Celebrating History with Our Kids Print
Wednesday, January 30, 2013

By Carolina Pichardo

Have you asked your children what history lessons they’ve learned lately?

If your child's curriculum resembles my daughter’s own, they’re all busy with the traditional Black History Month profile, wherein each child picks a famous or popular African-American figure to research and present to their classmates.

How about enriching the learning by taking your child on a field trip or historical adventure, and making it your family's own?

Our children should have a unique take on what it is to be a person of color Black or Latino, as many of us and our neighbors are one or both. Moreover, the communities in which we live offer abundant opportunity to experience cultural riches first-hand.

Providing our children with such unique lessons will allow them to grow with the confidence and sense of identity needed to create historical footprints of their own.

Take a look at these Black History Month events taking place in Washington Heights and Bronx throughout the month of February.


Fugitive Art and Fugitive Testimony: Slave Narratives Then and Now

Morris-Jumel Mansion, 65 Jumel Terrace, New York, NY

Saturday, February 2 from 2 p.m. – 3 p.m.

Age Range: Elementary School Age, Tweens, Teens

Sponsored by the New York Council by the New York Council for the Humanities, this lecture presented by Professor Janet Neary will bring together contemporary “visual slave narratives”, as well as classic slave narratives from the 19th century to examine the way black artists and writers are able to produce against the institutional constraints placed on their work.

This event is free and open to the general public.


Slavery By Another Name Screening

Take a visit to see to the Malcolm X and Dr. Betty Shabazz Center to learn more about its female namesake.

Malcolm X and Dr. Betty Shabazz Memorial and Educational Center, 3940 Broadway, New York, NY

Saturday, February 16 from 7 p.m. – 10 p.m.

Age Range: Tweens, Teens

Slavery in the United States went through so many illegal and legal changes, and much is not documented in our children’s history books. From the Fugitive Slave Act of 1792 to the more widely-known Thirteenth Amendment, which abolished slavery in the country, this film documents the trial and tribulations of our ancestors on their road to freedom.


The Woodlawn Cemetery

Webster Avenue and East 233rd Street, Bronx, NY

Saturday, February 23 from 11 a.m. – 1 p.m.

Age Range: Elementary, Tween, Teens

Each year, this historical place celebrates Black History Month a little differently. Using cemetery records, Andrea Ramsey, a long-time member of the Friends of Woodlawn, will conduct a workshop on researching African American and Afro-Caribbean heritage. The event is free and will take place in the Jerome Building of the Woodlawn Cemetery.


Black History Month 12th Annual Youth Celebration

Choose a prominent figure to research with your child.

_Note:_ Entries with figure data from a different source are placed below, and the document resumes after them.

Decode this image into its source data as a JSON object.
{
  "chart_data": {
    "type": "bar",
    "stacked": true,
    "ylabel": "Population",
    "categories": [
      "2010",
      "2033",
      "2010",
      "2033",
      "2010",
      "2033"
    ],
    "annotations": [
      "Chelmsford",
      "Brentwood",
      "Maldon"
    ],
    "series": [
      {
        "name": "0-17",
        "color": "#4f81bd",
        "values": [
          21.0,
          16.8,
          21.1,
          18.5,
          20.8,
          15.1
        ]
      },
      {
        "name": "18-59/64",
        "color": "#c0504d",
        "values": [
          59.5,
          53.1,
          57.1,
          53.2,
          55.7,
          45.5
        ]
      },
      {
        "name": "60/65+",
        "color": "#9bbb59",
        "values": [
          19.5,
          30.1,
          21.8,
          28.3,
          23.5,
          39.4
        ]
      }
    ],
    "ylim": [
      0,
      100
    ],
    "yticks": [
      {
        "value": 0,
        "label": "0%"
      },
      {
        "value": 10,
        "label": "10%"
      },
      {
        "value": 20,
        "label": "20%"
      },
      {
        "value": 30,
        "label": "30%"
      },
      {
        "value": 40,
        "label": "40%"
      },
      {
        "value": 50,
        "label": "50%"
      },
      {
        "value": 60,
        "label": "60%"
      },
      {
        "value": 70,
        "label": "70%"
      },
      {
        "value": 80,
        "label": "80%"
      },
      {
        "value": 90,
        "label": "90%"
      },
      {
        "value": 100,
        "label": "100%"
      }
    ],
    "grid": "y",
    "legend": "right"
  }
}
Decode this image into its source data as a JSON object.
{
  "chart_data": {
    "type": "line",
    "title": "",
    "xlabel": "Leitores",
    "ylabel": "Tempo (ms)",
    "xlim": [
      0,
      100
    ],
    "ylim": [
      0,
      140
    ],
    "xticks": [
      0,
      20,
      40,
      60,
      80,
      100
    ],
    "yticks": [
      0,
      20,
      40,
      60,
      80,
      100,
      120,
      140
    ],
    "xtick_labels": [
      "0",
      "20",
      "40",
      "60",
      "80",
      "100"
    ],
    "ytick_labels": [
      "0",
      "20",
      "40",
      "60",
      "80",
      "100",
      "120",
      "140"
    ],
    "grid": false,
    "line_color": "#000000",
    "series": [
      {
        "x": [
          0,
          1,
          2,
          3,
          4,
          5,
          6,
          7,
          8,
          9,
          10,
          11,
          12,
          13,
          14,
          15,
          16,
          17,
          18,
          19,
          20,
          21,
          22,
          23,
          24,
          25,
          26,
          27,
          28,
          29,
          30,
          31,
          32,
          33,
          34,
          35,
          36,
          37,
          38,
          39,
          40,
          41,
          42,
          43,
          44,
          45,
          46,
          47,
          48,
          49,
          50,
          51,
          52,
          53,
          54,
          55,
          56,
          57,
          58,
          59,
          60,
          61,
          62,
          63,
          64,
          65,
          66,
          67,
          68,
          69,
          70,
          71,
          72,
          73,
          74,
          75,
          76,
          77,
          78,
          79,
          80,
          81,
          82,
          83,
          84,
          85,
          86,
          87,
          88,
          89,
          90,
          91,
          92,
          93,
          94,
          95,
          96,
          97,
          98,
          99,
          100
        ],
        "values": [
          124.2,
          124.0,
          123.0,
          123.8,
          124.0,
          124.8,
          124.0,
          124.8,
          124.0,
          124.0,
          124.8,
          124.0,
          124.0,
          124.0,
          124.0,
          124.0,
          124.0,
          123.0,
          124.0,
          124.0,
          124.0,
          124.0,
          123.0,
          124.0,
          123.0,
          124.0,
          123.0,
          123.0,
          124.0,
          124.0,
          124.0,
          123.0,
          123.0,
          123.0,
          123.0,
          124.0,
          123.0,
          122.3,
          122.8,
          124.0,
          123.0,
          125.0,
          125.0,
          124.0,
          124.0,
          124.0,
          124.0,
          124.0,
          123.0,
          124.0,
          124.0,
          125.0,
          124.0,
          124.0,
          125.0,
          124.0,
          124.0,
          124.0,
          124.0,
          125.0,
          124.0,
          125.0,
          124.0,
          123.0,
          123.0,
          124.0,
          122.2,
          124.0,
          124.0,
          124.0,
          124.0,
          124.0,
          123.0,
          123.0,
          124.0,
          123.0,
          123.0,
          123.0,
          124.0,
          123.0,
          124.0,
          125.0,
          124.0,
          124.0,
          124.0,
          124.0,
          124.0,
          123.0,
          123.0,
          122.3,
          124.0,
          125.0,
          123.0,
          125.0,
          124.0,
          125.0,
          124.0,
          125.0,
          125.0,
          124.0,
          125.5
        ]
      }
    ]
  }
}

Co-Op City Dreiser Community Center, 177 Dreiser Loop, Auditorium B, Bronx, NY

Saturday, February 23 from 1 p.m. – 4 p.m.

Age Range: Babies, Toddlers, Elementary, Tweens, Teens

There’s no better way to enjoy and celebrate Black History Month than with The National Council Negro Women (NCNW) in the Co-op City section of the Bronx. This event, which has featured speakers such as President Bill Clinton in the past, will feature several young acts and performers of poetry, dance, music and theatrical presentation.

There are also a number of small ways to focus your family on the accomplishments and history of many individuals who have shaped the country, and city, we live in.

It might be worth recounting family stories that touch on overcoming struggle or looking up online biographies of those figures your child will not present in school.

Take time to ask questions, and answer some of your own.

A celebration of such rich history allows us all an occasion to explore it together.